Given the high profile of radon in our book, I thought readers might be interested in a bit of the history of this element. A brief discussion of the discovery of radon can be found in Isaac Asimov’s book Building Blocks of the Universe. After Asimov describes the Curies’ discoveries of radium and polonium from uranium ore in the late 1890s, he writes
When the radium atom breaks up, it forms an atom of radon, element No. 86. Radon is a gas, a radioactive gas! It fits into the inert gas column of the periodic table, right under xenon, and has all the chemical characteristics of the other inert gases.

Radon was first discovered in 1900 by a chemist named F. E. Dorn, and he called it radium emanation because it emanated from (that is, was given off by) radium. [William] Ramsay and R. Whytlaw-Gray collected the gas in 1908, and they called it niton from a Greek word meaning “shining.” In 1923, though, the official name became “radon” to show that the gas arose from radium…

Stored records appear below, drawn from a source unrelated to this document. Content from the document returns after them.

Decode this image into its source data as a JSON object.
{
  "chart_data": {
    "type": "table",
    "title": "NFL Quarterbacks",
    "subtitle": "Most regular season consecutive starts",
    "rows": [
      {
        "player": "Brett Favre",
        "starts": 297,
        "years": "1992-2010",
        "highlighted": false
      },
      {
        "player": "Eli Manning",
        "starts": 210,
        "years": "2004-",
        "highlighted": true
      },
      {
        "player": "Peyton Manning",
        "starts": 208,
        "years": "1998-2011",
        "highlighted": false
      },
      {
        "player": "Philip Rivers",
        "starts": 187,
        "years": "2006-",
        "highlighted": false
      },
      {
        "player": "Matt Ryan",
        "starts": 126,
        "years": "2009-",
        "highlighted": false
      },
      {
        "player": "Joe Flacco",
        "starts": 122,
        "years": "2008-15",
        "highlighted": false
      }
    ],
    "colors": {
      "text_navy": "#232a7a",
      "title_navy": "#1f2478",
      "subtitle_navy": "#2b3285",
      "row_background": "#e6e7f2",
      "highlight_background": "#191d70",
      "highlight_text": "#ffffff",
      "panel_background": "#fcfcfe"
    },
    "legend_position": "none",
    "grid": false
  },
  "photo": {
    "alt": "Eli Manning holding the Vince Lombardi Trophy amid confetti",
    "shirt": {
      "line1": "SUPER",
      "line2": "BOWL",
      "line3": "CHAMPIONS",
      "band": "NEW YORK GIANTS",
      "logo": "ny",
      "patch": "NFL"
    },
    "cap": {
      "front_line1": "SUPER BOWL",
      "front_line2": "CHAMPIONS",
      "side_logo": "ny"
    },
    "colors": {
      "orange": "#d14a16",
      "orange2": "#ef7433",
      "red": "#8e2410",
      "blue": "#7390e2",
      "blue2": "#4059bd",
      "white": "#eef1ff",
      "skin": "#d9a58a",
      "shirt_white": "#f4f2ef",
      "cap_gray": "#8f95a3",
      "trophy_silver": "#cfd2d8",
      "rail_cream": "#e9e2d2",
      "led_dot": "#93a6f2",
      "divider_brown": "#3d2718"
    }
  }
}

Other gases arise from the breakdown of thorium and actinium … and have been called thoron and actinon, respectively. These are, as it turns out, varieties [isotopes] of radon. However, there have been suggestions that the element be named emanon (from “emanation”) since it does not arise from the breakdown of radium only, as “radon” implies.
Asimov's Biographical Encyclopedia of Science and Technology, by Isaac Asimov, superimposed on Intermediate Physics for Medicine and Biology.
Asimov's Biographical Encyclopedia
of Science and Technology,
by Isaac Asimov.
Asimov’s Biographical Encyclopedia of Science and Technology describes the scientist who discovered radon in more detail.
Dorn, Friedrich Ernst, German physicist
Born: Guttstadt (now Dobre, Miasto, Poland), East Prussia, July 27, 1848
Died: Halle, June 13, 1916

Dorn was educated at the University of Konigsberg and taught physics at the universities of Darmstadt and Halle. He turned to the study of radioactivity in the wake of Madame Curie’s discoveries and in 1900 showed that radium not only produced radioactive radiations, but also gave off a gas that was itself radioactive.

This gas eventually received the name radon and turned out to be the final member of Ramsay’s family of inert gases. It was the first clear-cut demonstration that in the process of giving off radioactive radiation, one element was transmuted (shades of the alchemists!) to another. This concept was carried further by Boltwood and Soddy.